168 Tage später
Der Kaffee dampft. Da es wieder kalt ist brennt der Kaminofen. Das Ei ist gerade richtig gekocht – nicht zu weich und nicht zu hart. Die Zeitung ist auch schon da. Ich sitze am Frühstückstisch und beginne den Tag zu genießen. Diese Gemütlichkeit ist wieder da.
Gedanklich bin ich noch nicht so ganz hier. Die vielen Erlebnisse und Eindrücke der letzten Monate kreisen in meinem Kopf.
Ich vermisse die Weite der Landschaft. Das morgendliche Losfahren voller Erwartungen an den Tag.

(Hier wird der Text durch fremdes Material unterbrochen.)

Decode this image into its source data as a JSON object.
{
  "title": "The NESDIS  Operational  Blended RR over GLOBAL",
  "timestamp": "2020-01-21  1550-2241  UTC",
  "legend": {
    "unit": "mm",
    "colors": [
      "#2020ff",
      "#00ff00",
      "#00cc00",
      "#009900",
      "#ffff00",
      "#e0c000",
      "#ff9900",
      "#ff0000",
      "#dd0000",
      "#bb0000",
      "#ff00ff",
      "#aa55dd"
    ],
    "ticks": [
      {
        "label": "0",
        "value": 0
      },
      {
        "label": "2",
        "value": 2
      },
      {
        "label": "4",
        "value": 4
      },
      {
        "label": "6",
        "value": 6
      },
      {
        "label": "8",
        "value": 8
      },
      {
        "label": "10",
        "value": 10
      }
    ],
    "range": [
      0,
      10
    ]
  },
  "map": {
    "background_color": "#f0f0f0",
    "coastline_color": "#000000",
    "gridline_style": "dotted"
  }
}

Am Nachmittag das Ankommen mit dem Suchen nach einem Übernachtungsplatz.
Die beeindruckende Gastfreundschaft der Menschen.

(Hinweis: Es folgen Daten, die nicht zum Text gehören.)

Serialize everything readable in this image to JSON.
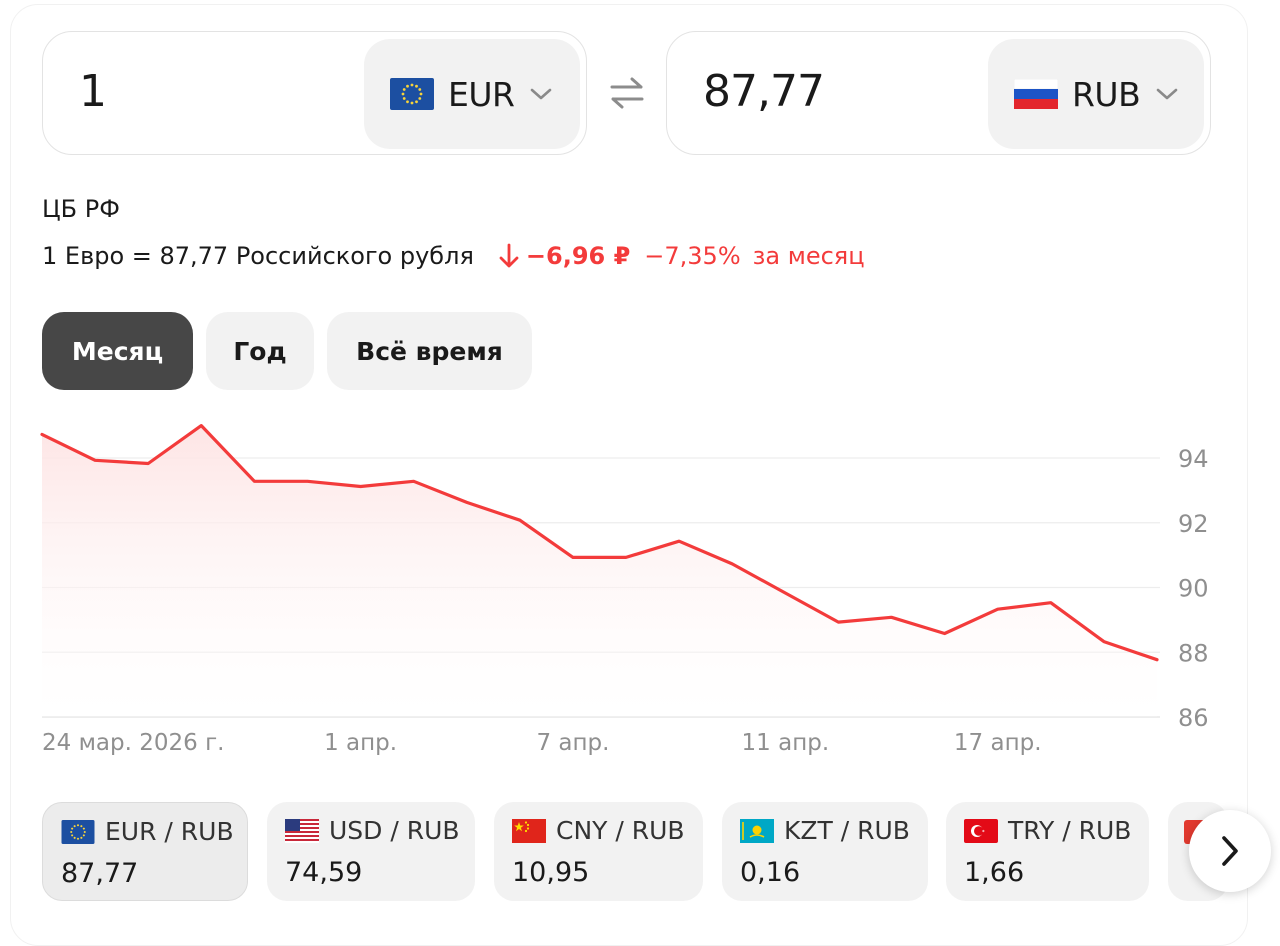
{
  "converter": {
    "from": {
      "amount": "1",
      "code": "EUR",
      "flag": "eu-flag-icon"
    },
    "to": {
      "amount": "87,77",
      "code": "RUB",
      "flag": "ru-flag-icon"
    }
  },
  "source": "ЦБ РФ",
  "rate": {
    "text": "1 Евро = 87,77 Российского рубля",
    "change_abs": "−6,96 ₽",
    "change_pct": "−7,35%",
    "period": "за месяц"
  },
  "tabs": [
    {
      "label": "Месяц",
      "active": true
    },
    {
      "label": "Год",
      "active": false
    },
    {
      "label": "Всё время",
      "active": false
    }
  ],
  "chart_data": {
    "type": "area",
    "title": "",
    "xlabel": "",
    "ylabel": "",
    "ylim": [
      86,
      94
    ],
    "yticks": [
      94,
      92,
      90,
      88,
      86
    ],
    "xtick_labels": [
      "24 мар. 2026 г.",
      "1 апр.",
      "7 апр.",
      "11 апр.",
      "17 апр."
    ],
    "x": [
      "24 мар.",
      "25 мар.",
      "26 мар.",
      "27 мар.",
      "28 мар.",
      "31 мар.",
      "1 апр.",
      "2 апр.",
      "3 апр.",
      "4 апр.",
      "7 апр.",
      "8 апр.",
      "9 апр.",
      "10 апр.",
      "11 апр.",
      "14 апр.",
      "15 апр.",
      "16 апр.",
      "17 апр.",
      "18 апр.",
      "21 апр.",
      "22 апр."
    ],
    "series": [
      {
        "values": [
          94.73,
          93.93,
          93.83,
          95.0,
          93.28,
          93.28,
          93.12,
          93.28,
          92.63,
          92.08,
          90.93,
          90.93,
          91.43,
          90.73,
          89.83,
          88.93,
          89.08,
          88.58,
          89.33,
          89.53,
          88.33,
          87.77
        ]
      }
    ],
    "colors": {
      "line": "#f33b3b",
      "fill": "#fde8e8"
    },
    "grid": true
  },
  "pairs": [
    {
      "name": "EUR / RUB",
      "value": "87,77",
      "flag": "eu-flag-icon",
      "active": true
    },
    {
      "name": "USD / RUB",
      "value": "74,59",
      "flag": "us-flag-icon",
      "active": false
    },
    {
      "name": "CNY / RUB",
      "value": "10,95",
      "flag": "cn-flag-icon",
      "active": false
    },
    {
      "name": "KZT / RUB",
      "value": "0,16",
      "flag": "kz-flag-icon",
      "active": false
    },
    {
      "name": "TRY / RUB",
      "value": "1,66",
      "flag": "tr-flag-icon",
      "active": false
    }
  ],
  "colors": {
    "accent": "#f33b3b",
    "tab_active": "#474747",
    "chip": "#f2f2f2"
  }
}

Zur Ruhe finden in der Natur.
Ich erlebte die dichten Wälder, heißen Quellen und Schneeberge in Britisch Columbia, oft in der Einsamkeit auf dem Trans Canada Trail. Den berühmten Icefields Parkway in den Rocky Mountains, Nordamerikas Traumstraße Nr. 1. Die Weite der Prärie. Die endlose Ausdehnung des kanadischen Schildes. Geprägt von den durch die Eiszeit rundgeschliffenen Hügeln, der spärlichen Vegetation, den Sümpfen, Graslandschaften und Seen. Die Atlantikküste mit den vielen Buchten und vorgelagerten Inseln. Habe alle Provinzen Kanadas durchfahren und 6 Zeitzonen.

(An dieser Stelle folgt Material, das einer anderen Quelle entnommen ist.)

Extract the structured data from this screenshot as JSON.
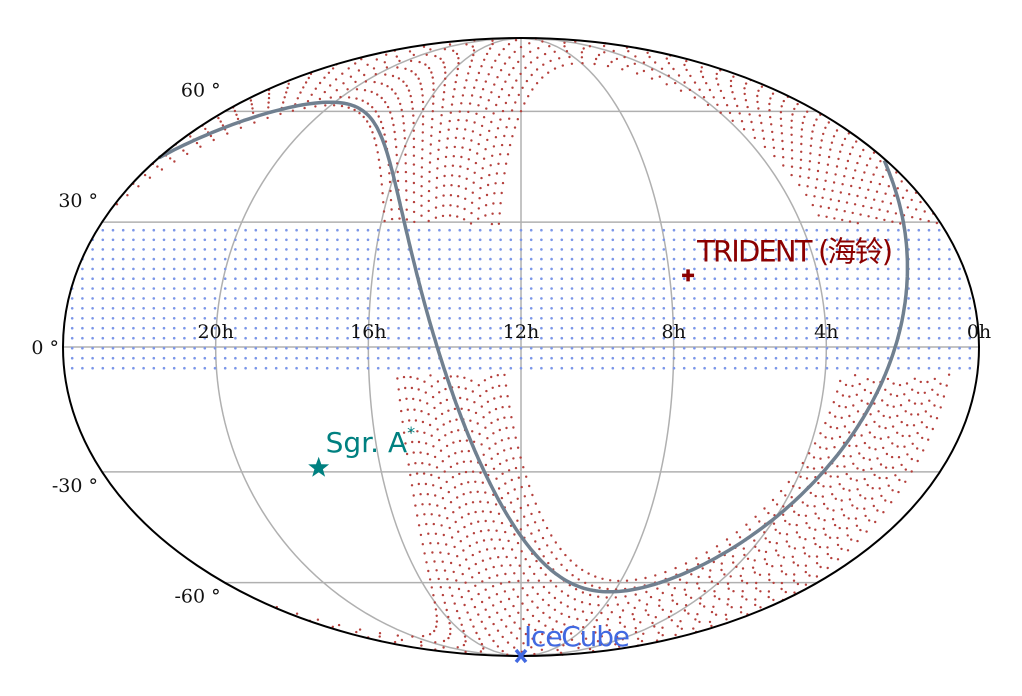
{
  "chart_data": {
    "type": "scatter",
    "projection": "mollweide",
    "ra_axis": {
      "direction": "decreasing-left-to-right",
      "tick_labels": [
        "20h",
        "16h",
        "12h",
        "8h",
        "4h",
        "0h"
      ],
      "tick_values_hours": [
        20,
        16,
        12,
        8,
        4,
        0
      ]
    },
    "dec_axis": {
      "tick_labels": [
        "60 °",
        "30 °",
        "0 °",
        "-30 °",
        "-60 °"
      ],
      "tick_values_deg": [
        60,
        30,
        0,
        -30,
        -60
      ]
    },
    "grid": true,
    "colors": {
      "grid": "#b0b0b0",
      "frame": "#000000",
      "galactic_plane": "#708090",
      "red_region": "#b5403c",
      "blue_region": "#7b96e8",
      "trident": "#8b0000",
      "sgr": "#008080",
      "icecube": "#4169e1"
    },
    "regions": [
      {
        "id": "blue-band",
        "shape": "declination band",
        "dec_range_deg": [
          -5,
          28
        ],
        "color_key": "blue_region"
      },
      {
        "id": "red-band",
        "shape": "great-circle band",
        "pole_ra_hours": 20,
        "pole_dec_deg": -8.5,
        "half_width_deg": 22,
        "color_key": "red_region"
      }
    ],
    "lines": [
      {
        "id": "galactic-plane",
        "frame": "galactic",
        "b_deg": 0,
        "color_key": "galactic_plane"
      }
    ],
    "markers": [
      {
        "id": "trident",
        "label": "TRIDENT (海铃)",
        "ra_hours": 7.5,
        "dec_deg": 17,
        "symbol": "plus",
        "color_key": "trident"
      },
      {
        "id": "sgr-a",
        "label": "Sgr. A",
        "label_sup": "*",
        "ra_hours": 17.76,
        "dec_deg": -29.0,
        "symbol": "star",
        "color_key": "sgr"
      },
      {
        "id": "icecube",
        "label": "IceCube",
        "ra_hours": 12,
        "dec_deg": -90,
        "symbol": "x",
        "color_key": "icecube"
      }
    ]
  }
}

Im Frühjahr regnete es häufig. Für kanadische Verhältnisse war es ein besonders schöner Sommer und Herbst. Im Innenland heiß, an der Küste waren die Temperaturen angenehm. Die Trockenheit sorgte für wenig Mücken. Der erwartete Westwind blies vermehrt aus dem Osten und raubte mir Kräfte.
Ich blieb gesund, abgesehen von einer Erkältung. Das Rad hat die 9.500 km ohne eine Panne durchgestanden. Die Kette muss ich jetzt erneuern. Das Zelt trotzte heftigem Regen und Sturm.
Die Erinnerungen einer Reise verblassen nach einer Weile. Lange wird hoffentlich etwas von dieser Reise mitschwingen: Die Ruhe und die Möglichkeit und Fähigkeit sich nur auf das Wesentliche zu konzentrieren und allen Balast abzuwerfen.
Das Fernweh in mir ist nicht gestillt. Es ist geweckt worden. Es ist vorstellbar, dass im nächsten Frühjahr eine weitere Tour beginnt.